SAN DIEGO (CBS 8) - The hot, dry and windy weather that fueled last week's wildfires was very uncommon for the month of May. That has scientists exploring the role climate change has on fire season.
We know this can happen in October and November after a hot and dry summer, but raging wildfires in May?
Doctor Dan Cayan is a climate researcher at Scripps Institution of Oceanography.
"We're probably going to get dryer, earlier. We're seeing that in the climate simulations," Cayan said.
He says climate change is exacerbating the major factors that lead to wildfire, including heat, draught and dead trees.
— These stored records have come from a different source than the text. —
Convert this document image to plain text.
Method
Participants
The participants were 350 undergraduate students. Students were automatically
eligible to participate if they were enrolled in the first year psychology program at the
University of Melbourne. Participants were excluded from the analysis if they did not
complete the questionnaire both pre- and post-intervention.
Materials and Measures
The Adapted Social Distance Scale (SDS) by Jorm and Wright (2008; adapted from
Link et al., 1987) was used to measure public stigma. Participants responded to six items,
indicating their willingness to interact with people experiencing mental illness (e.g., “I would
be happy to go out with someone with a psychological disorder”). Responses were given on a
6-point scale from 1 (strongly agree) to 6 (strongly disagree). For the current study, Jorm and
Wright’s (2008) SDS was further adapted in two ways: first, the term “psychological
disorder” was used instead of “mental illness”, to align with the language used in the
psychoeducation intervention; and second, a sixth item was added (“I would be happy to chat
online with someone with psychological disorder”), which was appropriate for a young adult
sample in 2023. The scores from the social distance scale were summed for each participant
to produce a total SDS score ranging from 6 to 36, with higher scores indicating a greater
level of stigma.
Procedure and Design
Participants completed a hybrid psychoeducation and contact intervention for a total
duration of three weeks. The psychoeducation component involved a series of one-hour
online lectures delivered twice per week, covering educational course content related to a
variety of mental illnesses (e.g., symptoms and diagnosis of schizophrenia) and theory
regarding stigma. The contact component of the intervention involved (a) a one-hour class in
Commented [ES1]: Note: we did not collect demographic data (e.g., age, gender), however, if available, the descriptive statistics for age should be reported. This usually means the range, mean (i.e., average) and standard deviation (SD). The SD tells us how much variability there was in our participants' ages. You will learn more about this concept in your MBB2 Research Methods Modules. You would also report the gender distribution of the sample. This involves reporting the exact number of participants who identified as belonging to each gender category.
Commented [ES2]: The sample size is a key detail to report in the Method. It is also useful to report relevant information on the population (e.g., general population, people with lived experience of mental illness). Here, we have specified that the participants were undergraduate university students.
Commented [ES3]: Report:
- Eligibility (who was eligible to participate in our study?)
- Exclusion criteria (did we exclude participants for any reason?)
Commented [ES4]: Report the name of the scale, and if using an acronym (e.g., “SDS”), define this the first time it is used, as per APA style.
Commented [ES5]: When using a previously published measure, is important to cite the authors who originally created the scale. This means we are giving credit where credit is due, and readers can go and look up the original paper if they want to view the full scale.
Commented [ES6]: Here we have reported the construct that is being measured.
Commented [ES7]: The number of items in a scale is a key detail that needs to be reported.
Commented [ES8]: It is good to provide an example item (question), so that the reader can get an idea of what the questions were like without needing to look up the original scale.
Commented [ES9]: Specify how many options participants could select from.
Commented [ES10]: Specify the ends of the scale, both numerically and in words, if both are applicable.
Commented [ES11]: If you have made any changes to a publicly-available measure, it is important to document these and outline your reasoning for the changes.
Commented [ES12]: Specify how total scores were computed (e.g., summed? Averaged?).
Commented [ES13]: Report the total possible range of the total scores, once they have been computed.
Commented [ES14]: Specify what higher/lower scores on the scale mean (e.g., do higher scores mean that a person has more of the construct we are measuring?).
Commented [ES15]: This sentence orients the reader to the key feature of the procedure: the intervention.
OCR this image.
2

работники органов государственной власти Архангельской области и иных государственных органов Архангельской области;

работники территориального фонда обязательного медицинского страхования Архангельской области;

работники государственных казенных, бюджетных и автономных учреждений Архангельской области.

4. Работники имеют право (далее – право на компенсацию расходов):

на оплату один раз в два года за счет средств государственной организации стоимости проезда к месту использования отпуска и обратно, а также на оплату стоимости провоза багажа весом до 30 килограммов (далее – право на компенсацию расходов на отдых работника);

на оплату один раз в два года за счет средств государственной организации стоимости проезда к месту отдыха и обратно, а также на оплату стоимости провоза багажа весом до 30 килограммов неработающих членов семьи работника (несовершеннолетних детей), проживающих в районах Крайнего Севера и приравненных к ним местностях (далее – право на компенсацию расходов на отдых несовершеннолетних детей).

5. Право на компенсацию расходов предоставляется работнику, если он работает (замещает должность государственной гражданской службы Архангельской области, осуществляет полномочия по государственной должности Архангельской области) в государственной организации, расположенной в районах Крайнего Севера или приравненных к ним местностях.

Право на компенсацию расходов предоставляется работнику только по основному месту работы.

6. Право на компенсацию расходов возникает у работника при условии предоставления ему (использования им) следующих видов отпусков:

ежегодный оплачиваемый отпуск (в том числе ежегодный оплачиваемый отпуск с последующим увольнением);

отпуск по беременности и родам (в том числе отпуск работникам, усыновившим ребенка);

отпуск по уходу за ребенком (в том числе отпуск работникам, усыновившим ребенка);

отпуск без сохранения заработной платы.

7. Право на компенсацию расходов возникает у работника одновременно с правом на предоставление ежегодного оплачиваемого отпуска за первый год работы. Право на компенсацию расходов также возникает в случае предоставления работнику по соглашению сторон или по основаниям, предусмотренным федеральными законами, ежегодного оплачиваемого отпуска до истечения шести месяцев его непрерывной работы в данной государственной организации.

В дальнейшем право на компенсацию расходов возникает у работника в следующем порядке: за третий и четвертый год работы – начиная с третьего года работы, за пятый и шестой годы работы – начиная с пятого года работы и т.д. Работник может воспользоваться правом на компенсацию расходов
His findings are featured in the Southwest segment of a nationwide report released by the federal government. "More wildfire is projected as climate change continues," it says. "Up to 74 percent more fires in California."
"Things dry out earlier, over the landscape. The fuel supply and the vulnerable fuel supply increases," Cayan said.
The report goes on to state "…hotter and drier weather and earlier snow melt mean that wildfires in the West start earlier in the spring, last later into the fall, and burn more acreage."
"We've seen an increase in the number and the acreage burned by large wildfires," Cayan said.
But in a Gallup poll from March, it's clear many Americans don't agree on the seriousness of climate change, with 42 percent saying it's generally exaggerated and only 23 percent saying it's generally correct.
Cayan says without a doubt, it's real.
"All of the higher elevation ice on the earth's surface is pretty much melting and disappearing. Sea level is rising, temperature is warming when we look at global average, so it's pretty much beyond a doubt that climate is changing," he said.
While we can't change what's been done, Cayan says we have clearly improved the way we respond to these disasters. So while they may happen more often, and earlier, hopefully they won't be as deadly and destructive.